The software was written in response to the publishing needs of people who care about standards, he says.
The software, called Docvert, is a web application which takes word processor files, such as Microsoft’s .doc, and converts them to Open Document Format and HTML. The OpenDocument file can be converted to HTML or any XML. The result is returned in a .zip file, says Cruickshank.
The software is built using PHP, XSLT and XML Pipelines, he says.
Docvert is used by the State Services Commission and other government agencies. It lets users inspect and review every part of the conversion, says Cruickshank. “You can control every part of the output and make the conversion fit into any site,” he says.
Because Docvert is a web service, it allows people to build software on top of it, says Cruickshank. “When converting OpenDocument files it does it all internally with code written for Docvert.
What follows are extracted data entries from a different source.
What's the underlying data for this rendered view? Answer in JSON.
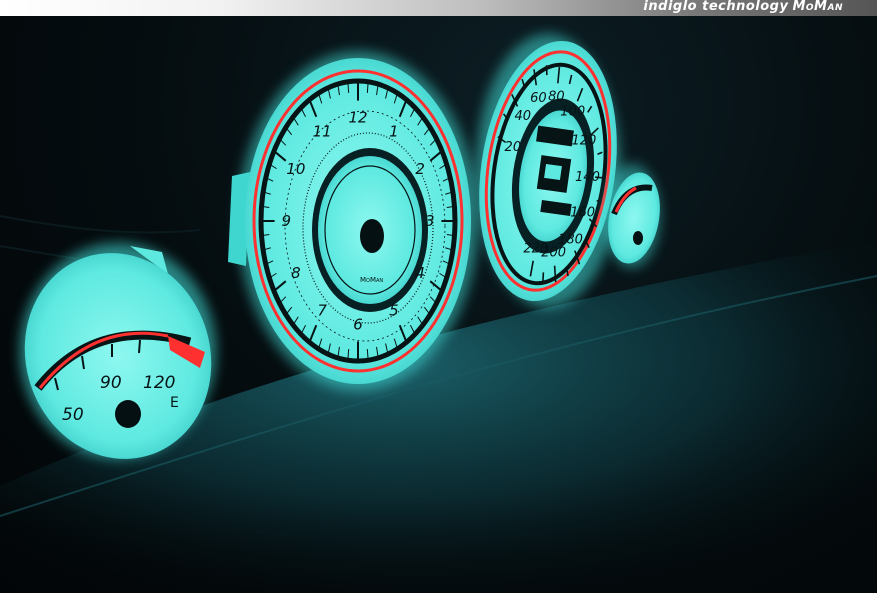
{
  "banner": {
    "text": "indiglo technology",
    "brand": "MoMan"
  },
  "tachometer": {
    "labels": [
      "12",
      "1",
      "2",
      "3",
      "4",
      "5",
      "6",
      "7",
      "8",
      "9",
      "10",
      "11"
    ],
    "logo": "MoMan"
  },
  "speedometer": {
    "labels": [
      "20",
      "40",
      "60",
      "80",
      "100",
      "120",
      "140",
      "160",
      "180",
      "200",
      "220"
    ]
  },
  "temperature_gauge": {
    "labels": [
      "50",
      "90",
      "120"
    ],
    "symbol": "E"
  },
  "colors": {
    "glow": "#6ff2e8",
    "glow_dark": "#27c4c0",
    "redline": "#ff3030",
    "ink": "#061416"
  }
}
However, if you wish to convert Microsoft Word documents then you can attach OpenOffice.org or Abiword,” he says.
The software is available under the GNU Lesser General Public Licence. Cruickshank is also in the process of getting Docvert into the Debian operating system, which will make it easily available to a greater audience, he says.
A recently added feature to the application is the Document Generator, which allows users to turn multiple webpages into word-processing documents.